U251 cells were transfected with siRNA reagents using HiPerFect Transfection Reagent (Qiagen) according to the manufacturer’s protocol. Small interfering RNA (siRNA) that was against ITGB4 (si-Itgb4) mRNA was produced by Gene Pharma (Gene Pharma) as previously described [30], siRNA targeting Itgb4 are as follows: si-1: CAGAAGAUGUGGAUGAGUU, si-2: CAGGAAGATTCATCCAACA, si-3: GGUCACCUCCAAGAUGUUC, si-4: GGAAAGAGCTGCAGGTGAA. RNA interference (siNC) was used as a negative control. After transfection for 72 h, the gene silencing activities were assessed by quantitative real-time polymerase chain reaction (qRT-PCR) and western blot (WB) measurements.

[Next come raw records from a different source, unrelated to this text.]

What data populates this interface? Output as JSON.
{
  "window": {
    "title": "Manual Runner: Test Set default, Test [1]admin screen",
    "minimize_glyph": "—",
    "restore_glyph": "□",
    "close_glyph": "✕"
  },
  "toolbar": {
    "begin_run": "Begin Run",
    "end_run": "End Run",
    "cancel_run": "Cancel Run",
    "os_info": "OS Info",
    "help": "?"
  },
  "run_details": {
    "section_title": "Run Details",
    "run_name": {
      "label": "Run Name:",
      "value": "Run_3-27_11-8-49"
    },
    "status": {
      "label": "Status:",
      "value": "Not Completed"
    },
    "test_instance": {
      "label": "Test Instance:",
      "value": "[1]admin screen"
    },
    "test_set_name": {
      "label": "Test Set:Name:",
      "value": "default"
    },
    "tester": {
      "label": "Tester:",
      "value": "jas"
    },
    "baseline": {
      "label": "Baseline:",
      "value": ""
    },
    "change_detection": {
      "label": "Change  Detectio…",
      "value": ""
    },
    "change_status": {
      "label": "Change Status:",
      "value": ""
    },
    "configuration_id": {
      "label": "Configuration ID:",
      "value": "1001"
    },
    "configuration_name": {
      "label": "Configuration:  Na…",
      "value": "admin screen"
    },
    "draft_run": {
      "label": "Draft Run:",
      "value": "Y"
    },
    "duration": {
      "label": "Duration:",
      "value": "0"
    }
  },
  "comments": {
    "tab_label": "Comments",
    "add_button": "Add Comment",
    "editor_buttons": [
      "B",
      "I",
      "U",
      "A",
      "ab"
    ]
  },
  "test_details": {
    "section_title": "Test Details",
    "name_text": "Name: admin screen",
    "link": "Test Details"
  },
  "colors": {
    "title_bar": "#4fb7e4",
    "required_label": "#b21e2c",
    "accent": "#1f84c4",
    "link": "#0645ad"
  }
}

Tandem mass tag (TMT)-based Proteomics

A TMT-based proteomic study was conducted to detect differences in protein expression between groups, as previously described [31]. U251 cells were treated with either DMSO or 500 μM D-2HG for 48 h, and total proteins in the samples were extracted. These proteins underwent trypsin enzymolysis and TMT labeling, followed by mixing for chromatographic separation. Subsequently, the samples were analyzed by LC–MS/MS using an Easy-nLC 1200 system (Thermo Scientific). GO and KEGG pathway analyses were employed to identify the most significantly differentially expressed proteins. Proteins exhibiting an expression fold change of ≥1.2 or a fold change of ≤1/1.2, with a P-value of <0.05, were filtered as differentially expressed proteins between groups.

Statistical analysis

Patient PFS was calculated from the date of primary surgery to the date of recurrence or the end of the study, while OS was calculated from the date of primary surgery to the date of death or the end of the study. The prognostic value of IDH mutation and TMZ treatment in glioma patients was evaluated using Log-rank survival curves, and prognostic factors were assessed using the Cox proportional hazards model with the R survival package. Unpaired Student’s t-test was used for comparison between the two groups, and a one-way ANOVA and the Turkey test were used to compare differences among groups. P-values < 0.05 were statistically significant.